In a 2019 review of studies, people who used HRT reported healed skin and a decrease in skin picking. HRT can be done on your own, with the aid of a self-help manual. The studies didn’t look into the long-term benefits of HRT.

There is more research that needs to be done to demonstrate how effective HRT is.

Home management

You can practice mental health strategies at home if you want to supplement your treatment for excoriation disorder. The evidence supporting these remedies is anecdotal.

You may consider that.

  • meditation, which may help ground you and help lower the urge to pick your skin
  • mindfulness, which may help you feel less anxious
  • yoga or another meditative exercise practice
  • Spending time outside.

Home remedies can help with mental health and can help you reduce skin-picking behaviors.

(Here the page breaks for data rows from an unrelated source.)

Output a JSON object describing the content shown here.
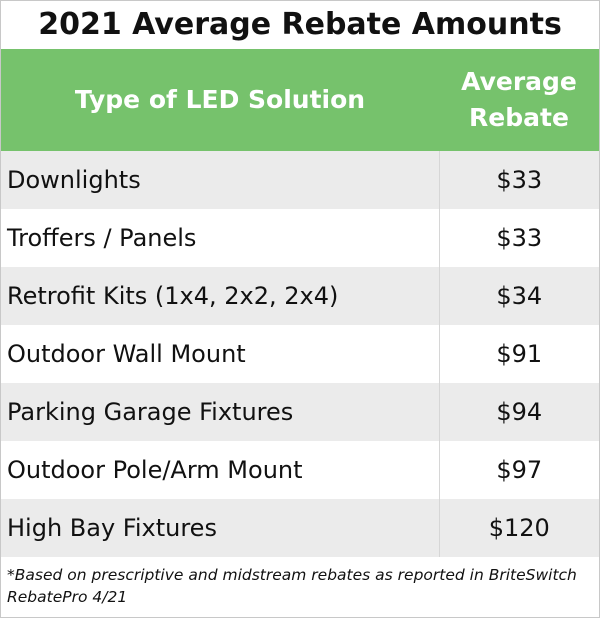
{
  "title": "2021 Average Rebate Amounts",
  "table": {
    "header": [
      "Type of LED Solution",
      "Average Rebate"
    ],
    "rows": [
      [
        "Downlights",
        "$33"
      ],
      [
        "Troffers / Panels",
        "$33"
      ],
      [
        "Retrofit Kits (1x4, 2x2, 2x4)",
        "$34"
      ],
      [
        "Outdoor Wall Mount",
        "$91"
      ],
      [
        "Parking Garage Fixtures",
        "$94"
      ],
      [
        "Outdoor Pole/Arm Mount",
        "$97"
      ],
      [
        "High Bay Fixtures",
        "$120"
      ]
    ]
  },
  "footnote": "*Based on prescriptive and midstream rebates as reported in BriteSwitch RebatePro 4/21"
}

It is important to speak with a healthcare professional.

  • Your skin-picking is affecting your quality of life.
  • You are picking healthy skin.
  • You have a disease.

Autoimmune disorders have been linked to excoriation disorder, a type of OCD. Underlying inflammation, itching, and rashes can lead to skin picking, which then progresses to compulsive behavior. For people who already have mental health conditions that put them at risk, autoimmune symptoms can trigger excoriation disorder.

You can use medication and therapies to manage excoriation disorder. This condition can lead to infections and scarring if not treated. If you are having the urge to pick your skin, speak to your doctor.